İsmail Bey beni daha doğrusu danışmanı aradı. Dedi ki "Ekrem Bey sizi ziyaret etmek istiyorum, bir kaç dakika görüşünüzü almak istiyorum sonra da Binali Bey'e gideceğim". "Hay hay buyurun" gelin dedim. Taksim'de bir otelde görüştük. Benim o gün proje tanıtımım vardı, otele geldi konuştuk. Benim onunla konuşmam 2-3 dakika ve bir talebim olup olmadığını sordu. Talebim yok dedim.

Programda sorulan sorular

Sorular konusunda istediğiniz soruları sorabilirsiniz dedim. Eğer bu konuda Sayın Yıldırım'ın bir talebi olursa bize iletirsiniz dedim ve uğurladık. 

Hatta danışmanım, ilk soruyu Yıldırım'a sorarsınız deyince olay çıkardı. Orada da tarafsız duyma kaygısını hissettim kendisinde. Arkadaşlara bu konuda İsmail Bey'in karar vermesi gerektiğini söyledim.

Binali Bey'in bu konudaki tarzı... Bence başarısız oldu münazarada iyi temsil edemedi, iyi aktaramadı hatta iftiralarda bulundu. Bu başarısızlığını kapatmak için gündem oluşturuyor.

Yıldırım'ın çay daveti

Sayın Yıldırım, programın sonuna doğru beni çaya davet etti. Hala geçerliyse bekliyorum. Beni istediği gün seçim günü de dahil çay davetini bize bildirirlerse kalkar giderim. 

Ordu'daki tartışma

Hakaret etmedim. Ne söylediğimi de söyledim.

Bakın sizin ekranlarınız bizim Karadeniz gezimizi saniyelerle gösterdi ya da göstermedi. Ama bu meseleyi saatlerce anlattı.

"Sayın Cumhurbaşkanını İBB'de ağırlayacağım"

Bakın birileri Sayın Cumhurbaşkanına, "muhtar bile olamaz" dediler.

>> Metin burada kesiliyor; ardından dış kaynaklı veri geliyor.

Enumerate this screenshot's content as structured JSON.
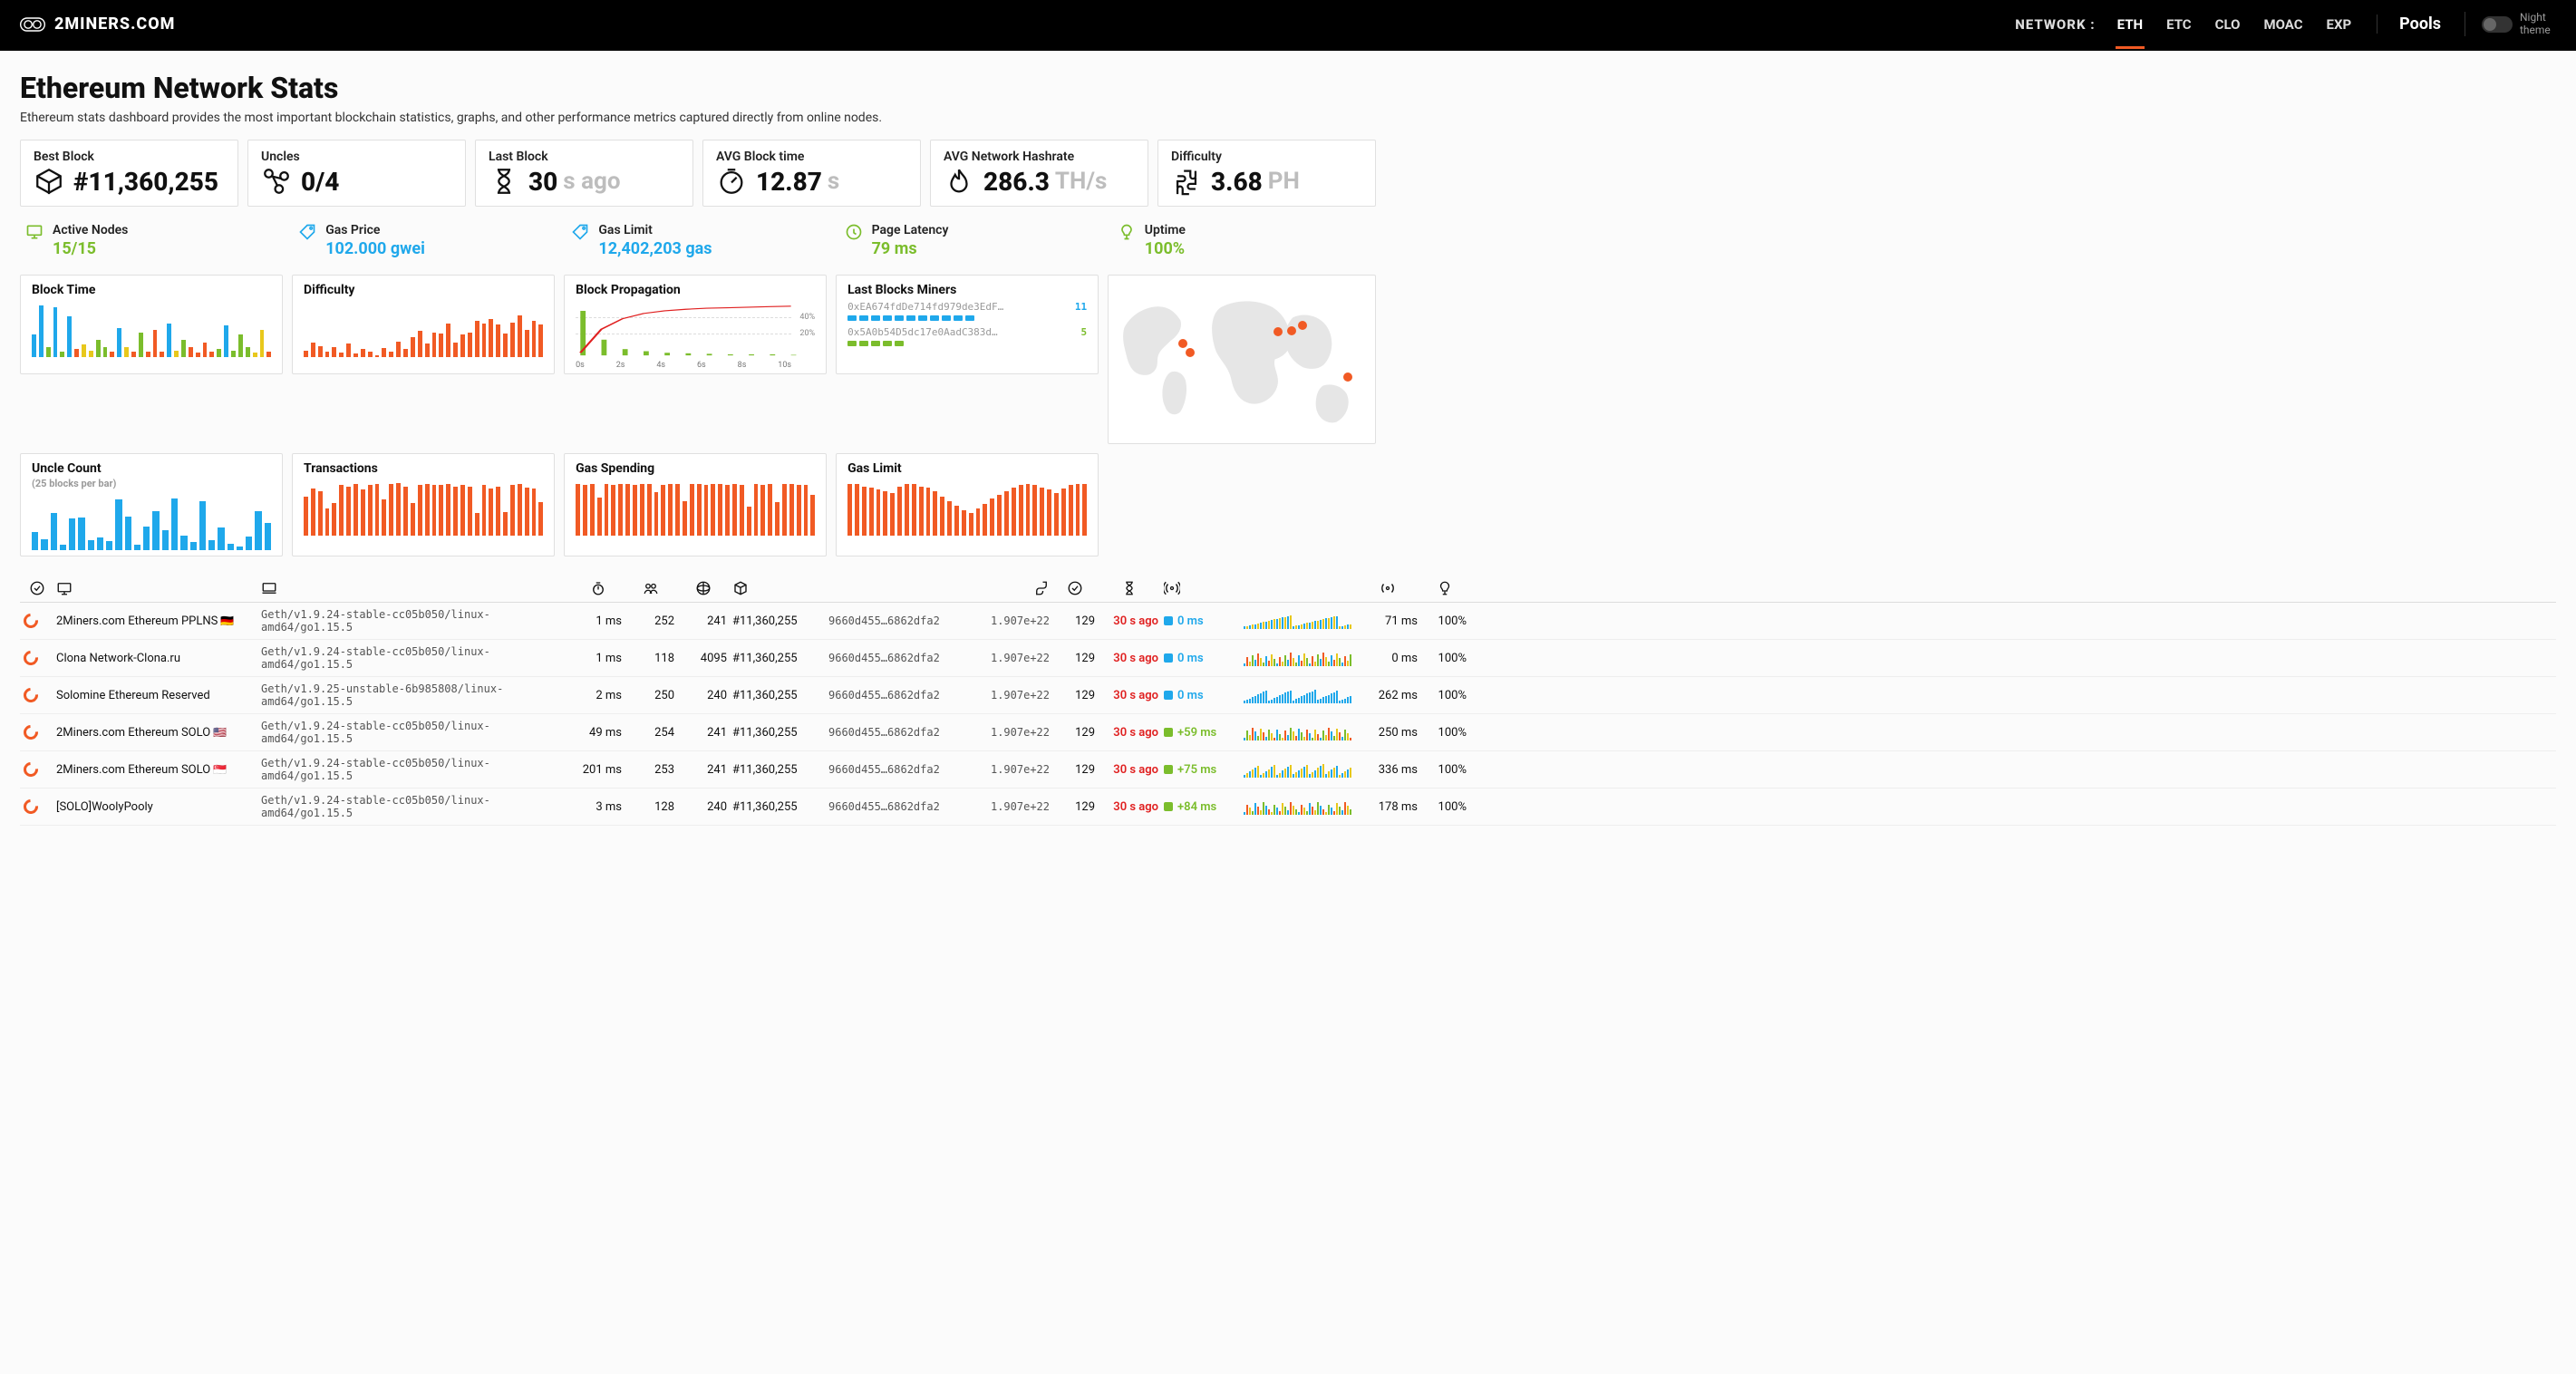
{
  "header": {
    "brand": "2MINERS.COM",
    "network_label": "NETWORK :",
    "networks": [
      "ETH",
      "ETC",
      "CLO",
      "MOAC",
      "EXP"
    ],
    "active_network": "ETH",
    "pools_label": "Pools",
    "theme_label": "Night theme"
  },
  "page": {
    "title": "Ethereum Network Stats",
    "subtitle": "Ethereum stats dashboard provides the most important blockchain statistics, graphs, and other performance metrics captured directly from online nodes."
  },
  "stats_primary": [
    {
      "label": "Best Block",
      "prefix": "#",
      "value": "11,360,255",
      "unit": "",
      "icon": "cube"
    },
    {
      "label": "Uncles",
      "prefix": "",
      "value": "0/4",
      "unit": "",
      "icon": "branch"
    },
    {
      "label": "Last Block",
      "prefix": "",
      "value": "30",
      "unit": "s ago",
      "icon": "hourglass"
    },
    {
      "label": "AVG Block time",
      "prefix": "",
      "value": "12.87",
      "unit": "s",
      "icon": "timer"
    },
    {
      "label": "AVG Network Hashrate",
      "prefix": "",
      "value": "286.3",
      "unit": "TH/s",
      "icon": "flame"
    },
    {
      "label": "Difficulty",
      "prefix": "",
      "value": "3.68",
      "unit": "PH",
      "icon": "puzzle"
    }
  ],
  "stats_secondary": [
    {
      "label": "Active Nodes",
      "value": "15/15",
      "color": "green",
      "icon": "monitor"
    },
    {
      "label": "Gas Price",
      "value": "102.000 gwei",
      "color": "blue",
      "icon": "tag"
    },
    {
      "label": "Gas Limit",
      "value": "12,402,203 gas",
      "color": "blue",
      "icon": "tag"
    },
    {
      "label": "Page Latency",
      "value": "79 ms",
      "color": "green",
      "icon": "clock"
    },
    {
      "label": "Uptime",
      "value": "100%",
      "color": "green",
      "icon": "bulb"
    }
  ],
  "mini_charts": {
    "block_time": {
      "label": "Block Time"
    },
    "difficulty": {
      "label": "Difficulty"
    },
    "block_propagation": {
      "label": "Block Propagation",
      "y_ticks": [
        "40%",
        "20%"
      ],
      "x_ticks": [
        "0s",
        "2s",
        "4s",
        "6s",
        "8s",
        "10s"
      ]
    },
    "last_miners": {
      "label": "Last Blocks Miners",
      "rows": [
        {
          "addr": "0xEA674fdDe714fd979de3EdF…",
          "count": 11,
          "dots": 11,
          "color": "blue"
        },
        {
          "addr": "0x5A0b54D5dc17e0AadC383d…",
          "count": 5,
          "dots": 5,
          "color": "green"
        }
      ]
    },
    "uncle_count": {
      "label": "Uncle Count",
      "sub": "(25 blocks per bar)"
    },
    "transactions": {
      "label": "Transactions"
    },
    "gas_spending": {
      "label": "Gas Spending"
    },
    "gas_limit": {
      "label": "Gas Limit"
    }
  },
  "chart_data": {
    "block_time": {
      "type": "bar",
      "colors": [
        "or",
        "bl",
        "gr",
        "yl"
      ],
      "values": [
        40,
        92,
        18,
        88,
        10,
        72,
        14,
        22,
        12,
        30,
        18,
        10,
        52,
        18,
        10,
        44,
        10,
        48,
        10,
        60,
        12,
        30,
        18,
        8,
        26,
        10,
        14,
        56,
        12,
        40,
        18,
        8,
        48,
        10
      ],
      "color_idx": [
        1,
        1,
        2,
        1,
        2,
        1,
        0,
        3,
        3,
        2,
        2,
        0,
        1,
        3,
        0,
        2,
        0,
        0,
        0,
        1,
        3,
        2,
        0,
        0,
        0,
        0,
        2,
        1,
        2,
        2,
        2,
        3,
        3,
        0
      ]
    },
    "difficulty": {
      "type": "bar",
      "values": [
        12,
        26,
        20,
        10,
        18,
        8,
        24,
        6,
        14,
        10,
        4,
        16,
        10,
        28,
        14,
        36,
        46,
        24,
        44,
        42,
        60,
        26,
        40,
        44,
        64,
        60,
        68,
        58,
        42,
        62,
        74,
        48,
        64,
        58
      ]
    },
    "block_propagation": {
      "type": "line",
      "x": [
        0,
        1,
        2,
        3,
        4,
        5,
        6,
        7,
        8,
        9,
        10
      ],
      "bars": [
        85,
        30,
        12,
        8,
        5,
        4,
        3,
        2,
        2,
        2,
        1
      ],
      "line": [
        5,
        50,
        70,
        80,
        85,
        88,
        90,
        91,
        92,
        93,
        94
      ]
    },
    "uncle_count": {
      "type": "bar",
      "values": [
        32,
        20,
        66,
        10,
        56,
        58,
        18,
        22,
        16,
        90,
        60,
        10,
        42,
        70,
        36,
        92,
        26,
        14,
        88,
        18,
        40,
        12,
        6,
        24,
        70,
        48
      ]
    },
    "transactions": {
      "type": "bar",
      "values": [
        70,
        84,
        80,
        48,
        58,
        90,
        88,
        92,
        82,
        90,
        92,
        64,
        92,
        94,
        88,
        58,
        90,
        92,
        90,
        90,
        92,
        88,
        90,
        88,
        40,
        90,
        84,
        88,
        42,
        90,
        92,
        86,
        84,
        60
      ]
    },
    "gas_spending": {
      "type": "bar",
      "values": [
        92,
        90,
        92,
        68,
        92,
        90,
        92,
        92,
        90,
        92,
        92,
        78,
        90,
        92,
        92,
        62,
        92,
        92,
        90,
        92,
        92,
        90,
        92,
        90,
        52,
        92,
        90,
        92,
        60,
        92,
        92,
        90,
        90,
        72
      ]
    },
    "gas_limit": {
      "type": "bar",
      "values": [
        92,
        92,
        88,
        86,
        82,
        80,
        76,
        88,
        92,
        92,
        88,
        86,
        80,
        70,
        62,
        54,
        46,
        40,
        48,
        56,
        66,
        72,
        80,
        86,
        90,
        92,
        90,
        86,
        82,
        76,
        84,
        90,
        92,
        92
      ]
    }
  },
  "table": {
    "headers_icons": [
      "check",
      "monitor",
      "laptop",
      "stopwatch",
      "people",
      "planet",
      "cube",
      "diff",
      "check2",
      "hourglass",
      "signal",
      "",
      "signal2",
      "bulb"
    ],
    "rows": [
      {
        "name": "2Miners.com Ethereum PPLNS",
        "flag": "🇩🇪",
        "client": "Geth/v1.9.24-stable-cc05b050/linux-amd64/go1.15.5",
        "lat": "1 ms",
        "peers": 252,
        "pend": 241,
        "block": "#11,360,255",
        "hash": "9660d455…6862dfa2",
        "diff": "1.907e+22",
        "txs": 129,
        "blk_time": "30 s ago",
        "prop": {
          "sq": "blue",
          "txt": "0 ms",
          "txt_color": "blue"
        },
        "avg": "71 ms",
        "up": "100%"
      },
      {
        "name": "Clona Network-Clona.ru",
        "flag": "",
        "client": "Geth/v1.9.24-stable-cc05b050/linux-amd64/go1.15.5",
        "lat": "1 ms",
        "peers": 118,
        "pend": 4095,
        "block": "#11,360,255",
        "hash": "9660d455…6862dfa2",
        "diff": "1.907e+22",
        "txs": 129,
        "blk_time": "30 s ago",
        "prop": {
          "sq": "blue",
          "txt": "0 ms",
          "txt_color": "blue"
        },
        "avg": "0 ms",
        "up": "100%"
      },
      {
        "name": "Solomine Ethereum Reserved",
        "flag": "",
        "client": "Geth/v1.9.25-unstable-6b985808/linux-amd64/go1.15.5",
        "lat": "2 ms",
        "peers": 250,
        "pend": 240,
        "block": "#11,360,255",
        "hash": "9660d455…6862dfa2",
        "diff": "1.907e+22",
        "txs": 129,
        "blk_time": "30 s ago",
        "prop": {
          "sq": "blue",
          "txt": "0 ms",
          "txt_color": "blue"
        },
        "avg": "262 ms",
        "up": "100%"
      },
      {
        "name": "2Miners.com Ethereum SOLO",
        "flag": "🇺🇸",
        "client": "Geth/v1.9.24-stable-cc05b050/linux-amd64/go1.15.5",
        "lat": "49 ms",
        "peers": 254,
        "pend": 241,
        "block": "#11,360,255",
        "hash": "9660d455…6862dfa2",
        "diff": "1.907e+22",
        "txs": 129,
        "blk_time": "30 s ago",
        "prop": {
          "sq": "green",
          "txt": "+59 ms",
          "txt_color": "green"
        },
        "avg": "250 ms",
        "up": "100%"
      },
      {
        "name": "2Miners.com Ethereum SOLO",
        "flag": "🇸🇬",
        "client": "Geth/v1.9.24-stable-cc05b050/linux-amd64/go1.15.5",
        "lat": "201 ms",
        "peers": 253,
        "pend": 241,
        "block": "#11,360,255",
        "hash": "9660d455…6862dfa2",
        "diff": "1.907e+22",
        "txs": 129,
        "blk_time": "30 s ago",
        "prop": {
          "sq": "green",
          "txt": "+75 ms",
          "txt_color": "green"
        },
        "avg": "336 ms",
        "up": "100%"
      },
      {
        "name": "[SOLO]WoolyPooly",
        "flag": "",
        "client": "Geth/v1.9.24-stable-cc05b050/linux-amd64/go1.15.5",
        "lat": "3 ms",
        "peers": 128,
        "pend": 240,
        "block": "#11,360,255",
        "hash": "9660d455…6862dfa2",
        "diff": "1.907e+22",
        "txs": 129,
        "blk_time": "30 s ago",
        "prop": {
          "sq": "green",
          "txt": "+84 ms",
          "txt_color": "green"
        },
        "avg": "178 ms",
        "up": "100%"
      }
    ]
  },
  "map_pins": [
    [
      26,
      38
    ],
    [
      29,
      43
    ],
    [
      62,
      31
    ],
    [
      67,
      30
    ],
    [
      71,
      27
    ],
    [
      88,
      58
    ]
  ]
}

Bu milletin iradesi belediye başkanı da yaptı İstanbul'a, Cumhurbaşkanı da yaptı. Dolayısıyla herkes iyi biliyorum ki benim seçildiğim gün seçilmeme saygı duyacak. Benimle ilgili pazar günü kadar neler söylenecek biliyorum.

Seçildikten sonra bunların hepsi unutulacak. Buradan tüm vatandaşlarıma söylüyorum. Bu saldırılar bizim göreve hazmedemeyenlerin saldırılarıdır.

Biz pazartesi gününden sonra görevimize başlayacağız. İnanın Sayın Cumhurbaşkanı, örneğin bir saat gittim Beştepe'de misafir oldum. Çok da keyifli bir sohbet yaptık. Ben kendisine de İBB'de ağırlayacağım, gelecek. Ağırlayacağız, konuşacağız. Dolayısıyla milletin iradesine herkes saygı duyacak. Türkiye Cumhuriyeti, demokrasi mücadelesinde asla zaafiyete uğramasına bu millet müsaade etmeyecektir."